Home • Energy giant Chevron warns Albanese government gas plan risks investor confidence
Article by Colin Packham and Perry Williams, courtesy of The Australian
07.12.2025
US energy giant Chevron has warned the Albanese government its looming intervention into the east coast gas market may damage investor confidence, as new modelling shows an urgent pipeline of gas power plants could stall due to unfavourable economics.
The Labor government is finalising its plan for the biggest shake-up of Australia’s east coast gas market in decades as it moves to head off a looming shortfall, with federal cabinet due to meet on Monday to finalise a gas reservation scheme.
Chevron Australia president Balaji Krishnamurthy said a federal Labor interventionist policy would give it cause for concern.
“We can support some of the prospective reservation policy,” Mr Krishnamurthy said. “We can see prospective policies moving forward once we know the rules of the game. As companies, we can all take that into account as we invest in things. But often when things are made retrospective, that’s (when) I think it becomes more challenging, and it gives us all a pause to consider what it means for other things that could change with time.”
Labor has earmarked a reservations scheme on Queensland’s three LNG exporters as its preferred model, allowing exporters to continue shipping gas as long as they make a net contribution to the domestic market.
Such a scheme would be a hammer blow to the Santos-backed Gladstone LNG, which is the only producer to buy gas from the domestic market for export. Its rivals led by Shell and Origin Energy produce more gas than they export via long-term contracts.

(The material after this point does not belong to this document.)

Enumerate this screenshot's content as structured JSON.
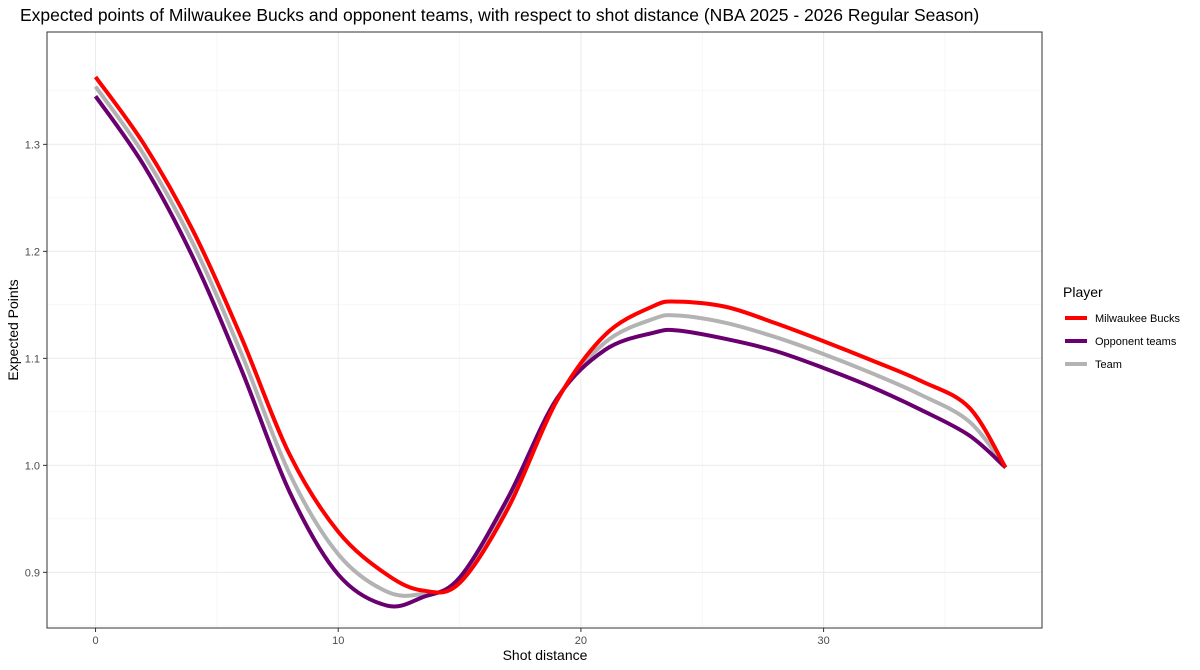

Most in Australia’s gas industry have begrudgingly accepted a reservation scheme, with the exception of Santos, which has warned it could be forced to break export contracts on which allies such as Japan rely.
Anthony Albanese said no decisions would be made on Monday.
“What we do is … proper analysis and discussion through a cabinet government that I lead and we’ll do that. We’ll have discussions this week, next week (and) we’ll make an announcement before the end of the year,” the Prime Minister said on ABC.
New modelling shows that while over 10,000 megawatts of new gas for power supply may be needed by the mid-2040s, most proposed projects are unable to reach expected commercial return thresholds under current national electricity market arrangements.
Neither independent generators nor vertically integrated retailers can reach the internal hurdle rate required to finance new firming capacity under the status quo, while no major gas project is committed in either Victoria or NSW, a report commissioned by the Australian Pipelines and Gas Association shows.
The Marsden Jacobs Associates report said a failure to install enough new gas supply into the power grid could lead to substantially increased energy prices of more than $50 per megawatt hour annually.
It concluded the level of gas-powered generation required to ensure supply reliability in the power market does not satisfy the 9 per cent internal rate of return specified by the Australian Energy Market Operator in its step change scenario.
“This demonstrates that without changes to market signals, insufficient gas-powered generation will be developed. This would have consequences to the level of reliability achieved, electricity prices, and by association the reform process,” the report said.
Labor has insisted the government recognises gas will remain crucial through the energy transition, but the government also continues to signal a tougher line on producers.
Officials involved in the review have repeatedly pointed to what they describe as “market failures” on the east coast, where demand is rising even as production in the Bass Strait declines.
With the review set to be released within weeks, the outcome will serve as a fresh test of Australia’s ability to balance domestic energy security with the need to attract global capital. For now, industry leaders are watching closely – and making clear that Canberra’s decisions will echo far beyond the east coast.
MST Marquee analyst Saul Kavonic said there remained concern over the final outcome of the policy review.
“This is the opportunity to make this the final gas market intervention that replaces the failing patchwork of policy mechanisms with a simpler and sustainable reservation that stops the cycle of market interventions every few years since 2015,” Mr Kavonic said.
“Or this could be another botched gas policy that deters investment and is repealed and changed once again in 18 months. There is increasing concern this could be the latter.”
The Greens have said they will oppose a scheme under consideration by the Albanese government to overhaul Australia’s east coast gas market, sharpening a political clash over how Canberra should respond to the looming supply crunch flagged by energy authorities.
Chevron’s comments follow its approval of a $3bn Gorgon expansion, a decision that came just months after the company had previously raised doubts about whether it would push ahead with the development, warning that successive interventions – including emergency price caps in 2022 – had eroded investor confidence.
The Chevron comments inject fresh tension into a debate that has pitted the federal government’s climate and cost-of-living priorities against industry calls for a stable investment pathway. Canberra has argued that stronger domestic obligations are necessary to protect households and manufacturers from volatile global markets while ensuring sufficient supply as coal exits the grid.